Pada kalender, kau melingkari angka-angka
Sedang kabar terakhir hanya dingin—
Kata-kata paling jauh yang dihembuskan cuaca.
Tak ada yang beranjak. Begitu pun sekumpulan
Burung jalak yang mendengungkan lagu untuk
Ranting-ranting yang merunduk dan kepala yang
Menunduk.
Tapi kau juga jarum jam di atas kepalamu
Sama-sama sibuk bertanya dalam diam.
“Mengapa tak ada yang datang?”
Kisah Manusia Pohon
Payung yang kau pasang di atas kepalamu tumbuh menjulang
Oleh kecemasan-kecemasan yang kau pelihara sejak lama
Dan dosa-dosa yang tak kau sadari.
Sepasang tanganmu menjelma batang-batang pohon
Yang tak lagi bisa merangkul siapa pun.
Kau lupa cara bersuara.
Dan kedua matamu tak punya cukup celah untuk sedikit penglihatan.

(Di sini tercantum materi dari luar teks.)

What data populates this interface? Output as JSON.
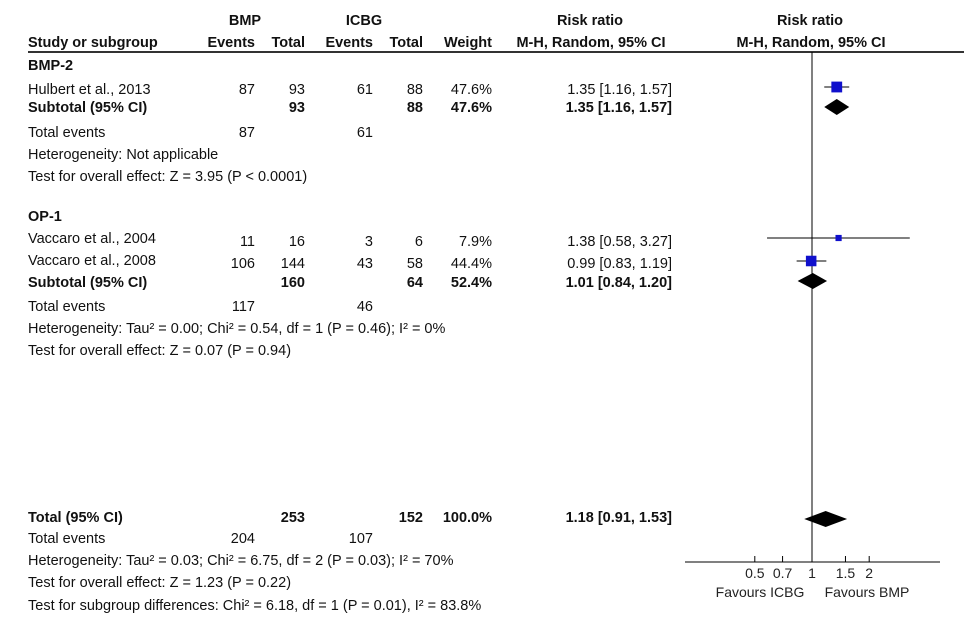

Telingamu dibungkam ranting yang di atasnya
Mekar bunga-bunga kecil yang hidup dari kicau burung yang tak bisa kau dengar.
Cuaca menjadi semuram di pemakaman.
Udara menanggalkan segala yang kau sebut harapan atau angin baik
Yang mencoba menyentuh pori-porimu.
Dan di kejauhan, di balik tebing-tebing namamu tinggal kata yang terlupa.
Pada Sebuah Alinea
Kubaca paragraf pada sebuah puisi
Yang mencatatmu sepenuh sunyi.
Seperti daun jendela yang tabah
Pada tempias hujan atau taman mati
Di sudut kota yang sepi.
Kudengar seseorang pernah berkata;
Di antara hari yang cemas dan rindu yang hilang suara,
Kata-kata akan sampai ke ruang doa.
Tapi huruf-huruf hanya diam
Sedang malam merangkum segala
Yang tak terangkum dalam alinea itu;
Aku dan Tuhan yang mencintaimu.
Ama Achmad adalah perempuan dari Luwuk, Banggai, Sulawesi Tengah. Menyukai puisi, mencintai buku-buku dan memilih menulis sebagai kegiatan keseharian di samping sebagai pekerja sosial dan pegiat literasi di kotanya. Beberapa karyanya ada di Kumpulan Puisi 100 Penyair Perempuan Indonesia (2013), Senorita Zine 3 (Malaysia, 2013), Isis dan musim-musim bersama 17 perempuan Indonesia Timur (2014), Surabaya Beat atau Buku Kumpulan Foto Beat Presser dan Puisi beberapa penyair Indonesia (2015). Tahun 2014, Ama juga terpilih sebagai penulis undangan pada Makassar International Writers Festival.